JOËL BARRE, UN DÉLÉGUÉ INTERMINISTÉRIEL AU NUCLÉAIRE POUR « RENFORCER LE RÔLE DE L’ÉTAT » DANS LA RELANCE DU SECTEUR

Rattaché à la première ministre, le responsable a lancé une « revue de programme » pour les nouveaux EPR 2, dont les résultats sont attendus pour octobre.

 Son année de promotion à l’École polytechnique (1974) coïncide avec le lancement du « plan Messmer ». Joël Barre, certes, n’a pas pris part au premier grand plan de développement du nucléaire civil en France, annoncé par le premier ministre d’alors, Pierre Messmer. Mais près d’un demi-siècle plus tard, après des années passées dans l’armement et l’aérospatial, le voilà désormais délégué interministériel au nouveau nucléaire.

« La création de cette délégation, à mon sens, a pour but de renforcer le rôle de l’État dans la préparation et la conduite de ce programme du nouveau nucléaire », souligne M. Barre, 68 ans, dans un bureau au décor impersonnel situé au premier étage du ministère de la transition énergétique, en dessous de celui de la ministre, Agnès Pannier-Runacher, dans le 7ème arrondissement parisien.

Le gouvernement veut au moins six nouveaux réacteurs pour produire de l’électricité bas carbone. Voire huit autres par la suite. Au délégué interministériel d’assurer la « supervision » de cette relance, pour reprendre les termes du décret de novembre 2022 instituant sa tâche. Placée auprès de la première ministre, Élisabeth Borne, sa délégation fonctionne aussi en lien avec le ministère de l’économie et des finances.

« Mauvais jalonnement »

Lundi 15 mai, Joël Barre espérait l’adoption par le Parlement, le lendemain, d’un projet de loi important. Celui visant à l’accélération des procédures administratives, en vue de nouveaux réacteurs. Le défi, bien au-delà, concernera surtout la construction de bâtiments nucléaires – sous réserve de la future loi de programmation sur l’énergie et le climat, cette année. « En termes d’enjeux technico-programmatiques, ce sont des choses que la France sait faire », soutient l’ancien délégué général pour l’armement (2017-2022).

La filière nucléaire a pourtant cessé de « faire » pendant de longues années, faute de commandes. Au risque de perdre en compétences. Le nouveau délégué au nucléaire compte se rendre, à la fin du mois, sur le chantier de l’EPR de Flamanville (Manche). Un chantier toujours en cours depuis fin 2007, accumulant retards et surcoûts. « Quand la réalisation débute avant la fin des études, cela implique le risque d’avoir à effectuer des modifications en cours de réalisation », fait-il observer, rappelant les conséquences d’un « mauvais jalonnement ».

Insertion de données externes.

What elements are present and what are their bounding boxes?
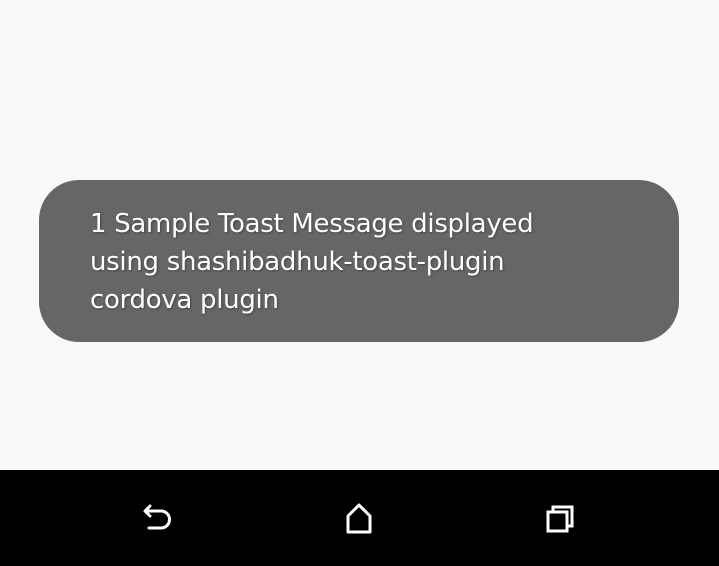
recents-icon xyxy=(546,505,574,533)
home-icon xyxy=(346,503,372,534)
toast-text: 1 Sample Toast Message displayed using s… xyxy=(90,209,534,315)
home-button[interactable] xyxy=(335,494,383,542)
recents-button[interactable] xyxy=(535,494,583,542)
toast-message: 1 Sample Toast Message displayed using s… xyxy=(39,180,679,342)
back-icon xyxy=(143,504,171,530)
navigation-bar xyxy=(0,470,719,566)
app-screen: 1 Sample Toast Message displayed using s… xyxy=(0,0,719,470)
back-button[interactable] xyxy=(134,494,182,542)
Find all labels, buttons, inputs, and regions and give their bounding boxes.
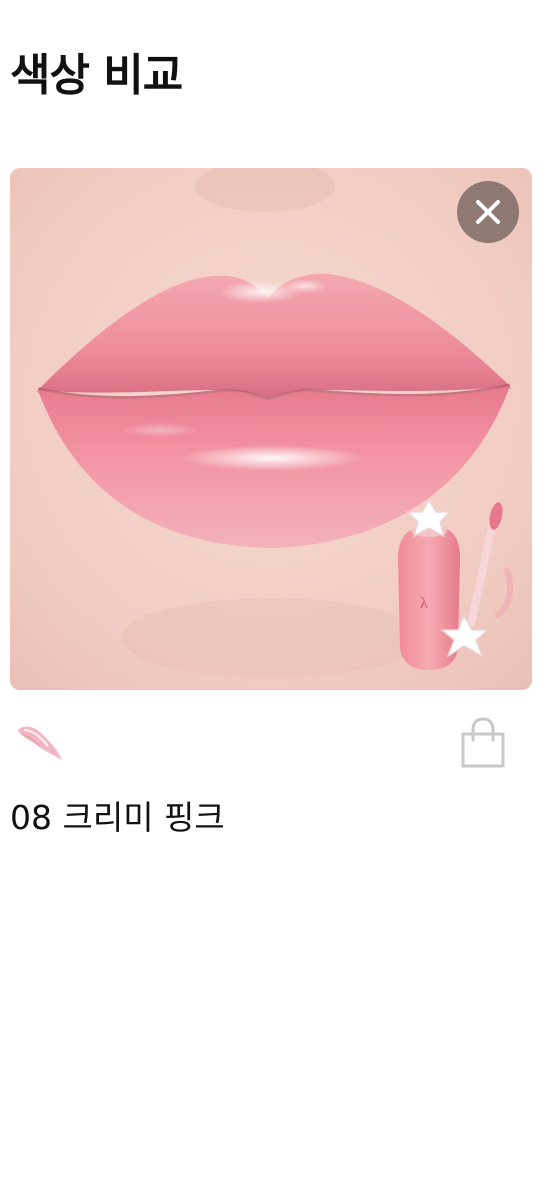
- close-button[interactable]: [457, 181, 519, 243]
- page-title: 색상 비교: [10, 50, 183, 101]
- product-lip-image: λ: [10, 168, 532, 690]
- texture-swatch-icon: [12, 720, 68, 764]
- shade-name: 08 크리미 핑크: [10, 798, 225, 837]
- shopping-bag-icon[interactable]: [456, 716, 510, 770]
- svg-text:λ: λ: [420, 595, 428, 612]
- close-icon: [476, 200, 500, 224]
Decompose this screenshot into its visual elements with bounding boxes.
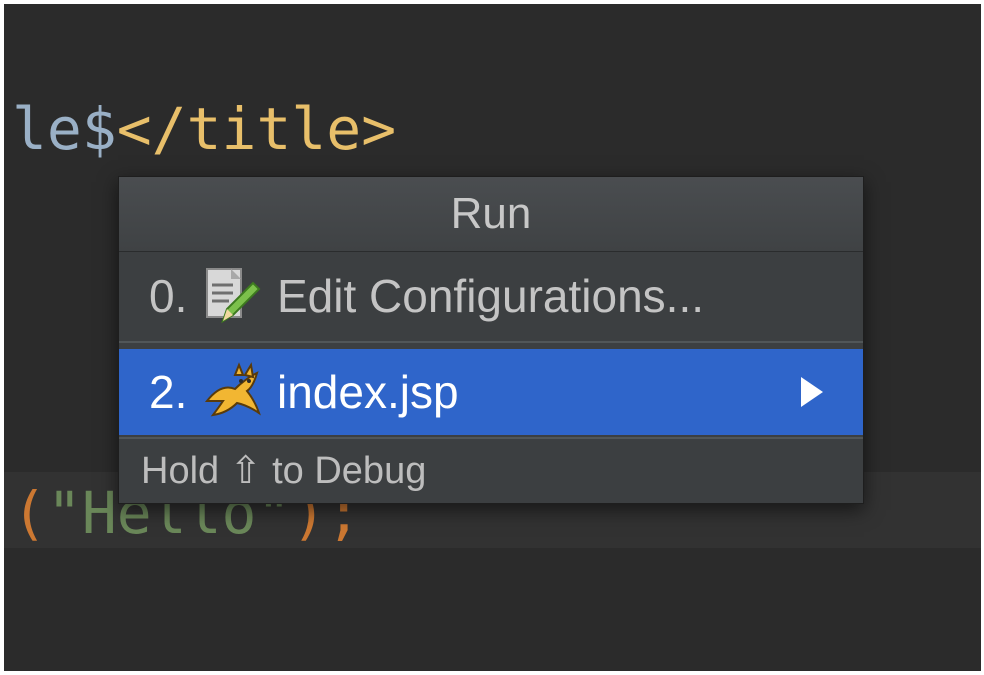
menu-item-index: 0.: [149, 270, 188, 322]
code-token-var: le$: [12, 95, 117, 163]
run-popup: Run 0. Edit Configurations... 2. index.j…: [118, 176, 864, 504]
edit-config-icon: [201, 265, 263, 327]
code-token-tag: </title>: [116, 95, 397, 163]
menu-item-index: 2.: [149, 366, 188, 418]
menu-item-label: index.jsp: [277, 366, 459, 418]
code-editor[interactable]: le$</title> ("Hello"); Run 0. Edit Confi…: [4, 4, 981, 671]
code-line-title: le$</title>: [12, 100, 396, 158]
popup-footer-hint: Hold ⇧ to Debug: [119, 439, 863, 503]
popup-title: Run: [119, 177, 863, 252]
submenu-arrow-icon[interactable]: [801, 377, 823, 407]
menu-item-index-jsp[interactable]: 2. index.jsp: [119, 349, 863, 435]
menu-item-label: Edit Configurations...: [277, 270, 705, 322]
menu-item-edit-configurations[interactable]: 0. Edit Configurations...: [119, 253, 863, 339]
menu-separator: [119, 341, 863, 343]
code-token-open-paren: (: [12, 479, 47, 547]
tomcat-icon: [201, 361, 263, 423]
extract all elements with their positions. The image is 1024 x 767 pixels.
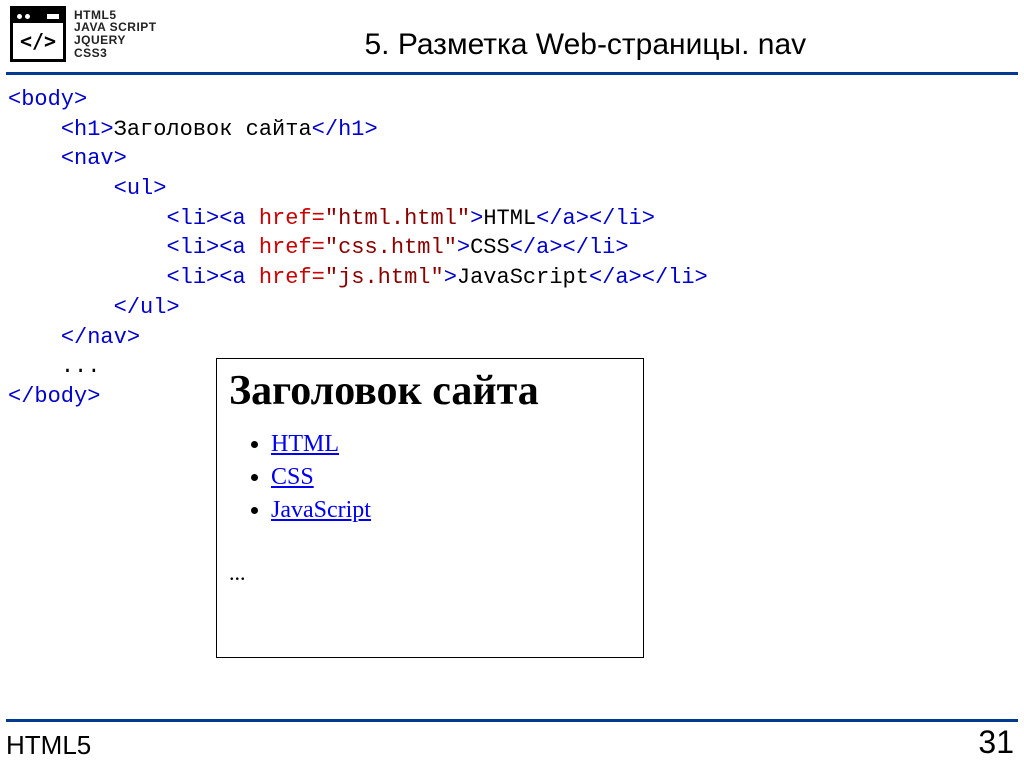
list-item: JavaScript [271,497,631,524]
slide-title: 5. Разметка Web-страницы. nav [157,6,1014,62]
preview-link-html[interactable]: HTML [271,431,339,457]
render-preview: Заголовок сайта HTML CSS JavaScript ... [216,358,644,658]
footer-label: HTML5 [6,730,91,761]
titlebar-icon [13,9,63,23]
tech-stack-label: HTML5 JAVA SCRIPT JQUERY CSS3 [74,9,157,59]
list-item: HTML [271,431,631,458]
divider-bottom [6,719,1018,722]
preview-heading: Заголовок сайта [229,367,631,415]
slide: </> HTML5 JAVA SCRIPT JQUERY CSS3 5. Раз… [0,0,1024,767]
list-item: CSS [271,464,631,491]
logo-block: </> HTML5 JAVA SCRIPT JQUERY CSS3 [10,6,157,62]
slide-footer: HTML5 31 [0,719,1024,767]
slide-number: 31 [978,724,1014,761]
preview-ellipsis: ... [229,560,631,586]
preview-link-js[interactable]: JavaScript [271,497,371,523]
stack-line: JQUERY [74,34,157,47]
slide-header: </> HTML5 JAVA SCRIPT JQUERY CSS3 5. Раз… [0,0,1024,72]
code-logo-icon: </> [10,6,66,62]
preview-list: HTML CSS JavaScript [247,431,631,524]
preview-link-css[interactable]: CSS [271,464,314,490]
logo-glyph: </> [13,23,63,59]
stack-line: CSS3 [74,47,157,60]
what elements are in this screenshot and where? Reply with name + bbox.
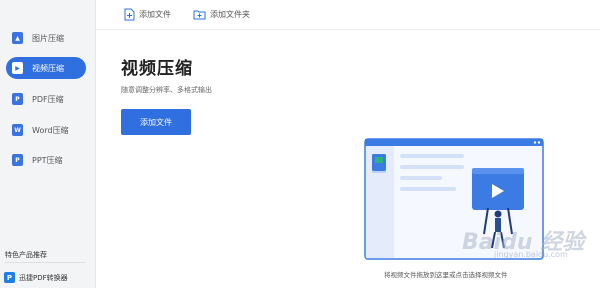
sidebar-item-pdf-compress[interactable]: P PDF压缩 bbox=[6, 88, 86, 110]
sidebar-item-label: Word压缩 bbox=[32, 125, 69, 135]
page-subtitle: 随意调整分辨率、多格式输出 bbox=[121, 86, 212, 94]
toolbar: 添加文件 添加文件夹 bbox=[96, 0, 600, 30]
promo-pdf-converter[interactable]: P 迅捷PDF转换器 bbox=[4, 272, 68, 283]
promo-item-label: 迅捷PDF转换器 bbox=[19, 273, 68, 282]
add-file-main-button[interactable]: 添加文件 bbox=[121, 109, 191, 135]
drop-hint: 将视频文件拖放到这里或点击选择视频文件 bbox=[384, 271, 508, 279]
baidu-watermark-url: jingyan.baidu.com bbox=[494, 250, 568, 259]
pdf-converter-icon: P bbox=[4, 272, 15, 283]
sidebar: ▲ 图片压缩 ▶ 视频压缩 P PDF压缩 W Word压缩 P PPT压缩 特… bbox=[0, 0, 96, 288]
image-compress-icon: ▲ bbox=[12, 32, 23, 44]
word-compress-icon: W bbox=[12, 124, 23, 136]
add-file-icon bbox=[124, 8, 135, 21]
sidebar-item-label: 视频压缩 bbox=[32, 63, 64, 73]
page-title: 视频压缩 bbox=[121, 59, 193, 79]
sidebar-item-label: PDF压缩 bbox=[32, 94, 64, 104]
ppt-compress-icon: P bbox=[12, 154, 23, 166]
add-folder-button[interactable]: 添加文件夹 bbox=[193, 9, 250, 20]
promo-title: 特色产品推荐 bbox=[5, 251, 47, 259]
sidebar-item-image-compress[interactable]: ▲ 图片压缩 bbox=[6, 27, 86, 49]
sidebar-item-video-compress[interactable]: ▶ 视频压缩 bbox=[6, 57, 86, 79]
add-file-label: 添加文件 bbox=[139, 10, 171, 19]
sidebar-item-label: 图片压缩 bbox=[32, 33, 64, 43]
video-compress-icon: ▶ bbox=[12, 62, 23, 74]
pdf-compress-icon: P bbox=[12, 93, 23, 105]
add-folder-label: 添加文件夹 bbox=[210, 10, 250, 19]
add-file-button[interactable]: 添加文件 bbox=[124, 8, 171, 21]
sidebar-item-word-compress[interactable]: W Word压缩 bbox=[6, 119, 86, 141]
sidebar-item-label: PPT压缩 bbox=[32, 155, 63, 165]
promo-divider bbox=[5, 262, 85, 263]
add-folder-icon bbox=[193, 10, 206, 20]
sidebar-item-ppt-compress[interactable]: P PPT压缩 bbox=[6, 149, 86, 171]
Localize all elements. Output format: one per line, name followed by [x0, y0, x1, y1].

Depuis mars, une « revue de programme en bonne et due forme » analyse le projet de conception des futurs réacteurs, de type EPR 2. Le délégué a tenu à la mettre en œuvre sur le modèle de ce qui peut exister « dans les programmes d’armement ou les programmes spatiaux ». La coordination en a été confiée à Hervé Guillou, ancien patron de Naval Group, une référence de l’industrie navale militaire.

« Écouter les experts »

Les résultats, attendus pour le mois d’octobre, permettront d’affiner les projections. Jusqu’à présent, l’exécutif espère toujours une première mise en service à l’horizon 2035. Construire six unités coûterait près de 52 milliards d’euros, selon son hypothèse centrale, en 2022. « La filière électronucléaire n’a pas encore été suffisamment consolidée, avertit M. Barre. Il va falloir attirer et former de nouvelles personnes. » Immense défi, « d’autant que le nucléaire n’est pas la seule industrie à vouloir recruter ».

« Pour la conduite d’un programme complexe de haute technologie, vous n’avez pas besoin d’être un expert du domaine. Vous avez besoin de savoir écouter les experts et les challenger, fait valoir le diplômé de Supaéro, l’Institut supérieur de l’aéronautique et de l’espace. Toute prétention mise à part, en m’entourant de bonnes personnes, je sais discuter avec un industriel sans connaître tous les détails techniques de ce qu’il va me raconter. »

L’ancien directeur général délégué du Centre national d’études spatiales, passé aussi par une société du groupe Safran, a retrouvé des visages connus. Comme celui de Luc Rémont, croisé lorsque ce dernier commençait à peine sa carrière. Cet autre ancien ingénieur de l’armement dirige à présent EDF, maître d’ouvrage du nouveau nucléaire. Un groupe dont l’État s’apprête à reprendre 100 % des parts.

Par Adrien Pécout, publié le 16 mai 2023 à 13hOO

Photo en titre : Joël Barre, à l’époque délégué général de l’armement, le 7 mai 2022, au palais de l’Elysée, à Paris.